Anyone who is only now finding an adequate diet can still set the course for a healthy future.

Anyone who has already eaten reasonably healthy should now pay more attention to the following elements:

  • Fruits and vegetables in bright colors – the antioxidants they contain act as cell protection with an antiaging effect in the body.
  • more whole grains on the menu
  • a (small) portion of red meat twice a week – good for building muscle , also important for women because of the prevention of iron deficiency
  • Vegetarians should pay particular attention to green leafy vegetables such as spinach, kale or Swiss chard.

Here are some things to watch out for in your 50s and 60s:

Now begins a dangerous age for cardiovascular problems such as high cholesterol and high blood pressure. Anyone who has neglected their diet and has not taken much exercise must expect type 2 diabetes .

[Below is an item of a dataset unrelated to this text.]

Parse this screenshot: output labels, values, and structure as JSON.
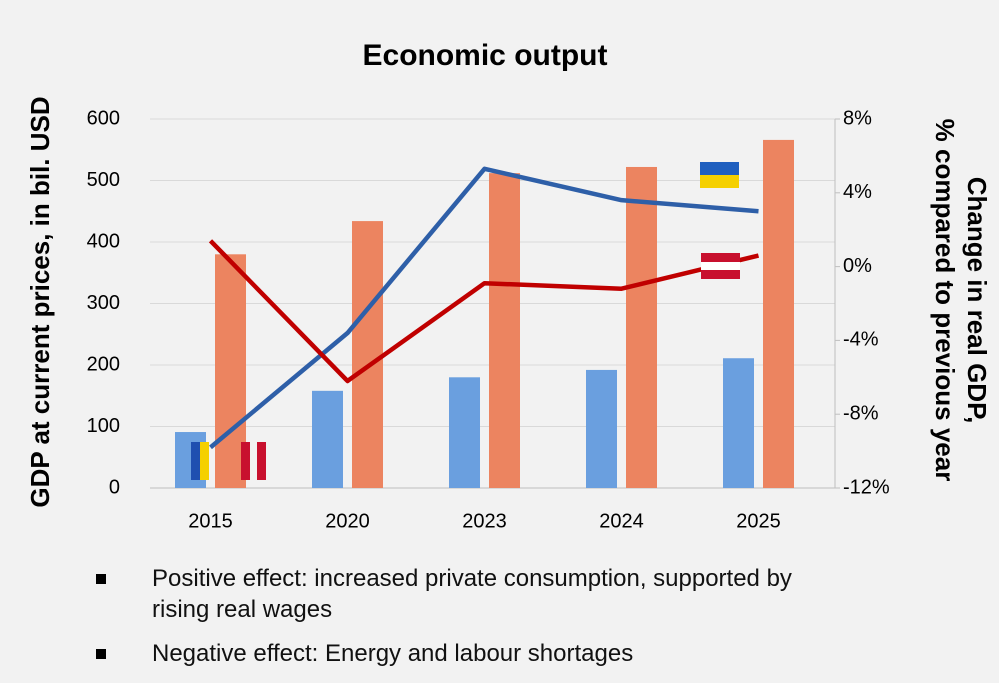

It is now important to have a diet that keeps the blood sugar level stable and prevents deposits in the blood vessels. It should be low in cholesterol, high in fiber and slowly digestible carbohydrates, so:

  • lots of vegetables
  • little animal fat
  • no sugared soft drinks
  • little white flour products

In addition:

  • nuts
  • Good oils (olive, flaxseed)
  • Fish (omega-3 fatty acids and vitamin D)
  • Low-fat dairy products (calcium)

Changes in hormones accelerate the loss of calcium from the bones. The substitution of calcium plus vitamin D can now counteract the threat of osteoporosis . Because of the breakdown of estrogen during menopause , it occurs earlier and more frequently in women. But bone loss threatens men too.

An omega-3 supplement can benefit heart health if someone doesn’t eat sea fish. Omega-3 fatty acids stabilize the blood vessels.

Proper nutrition with 70 plus:

With age, various physiological and psychological changes occur that directly affect nutritional needs. The taste buds and appetite decrease, as does the desire to cook freshly and by yourself.

The body is less able to absorb and use many vitamins and minerals. With age, the digestive juices in the stomach change, reducing the absorption of iron, calcium, and vitamins B6, B12, and folic acid.

Long-term use of prescription drugs can decrease the absorption of certain nutrients.

Less calories, but not less nutrients

Seniors need fewer calories than younger people, but no fewer nutrients. Protein becomes important again in old age: it can delay muscle loss in old age, especially when combined with strength training.

As a rule of thumb, one gram of protein per kilogram of body weight per day . However, it should not be exclusively protein from meat, as it promotes inflammation, especially in the joints.

Because digestion becomes sluggish with age, fiber is important for the 70+ generation. A teaspoon of psyllium husks are a recommended alternative to the vegetables or whole grains that would be necessary for an optimal supply. To do this, seniors have to drink plenty, even if that is difficult for many.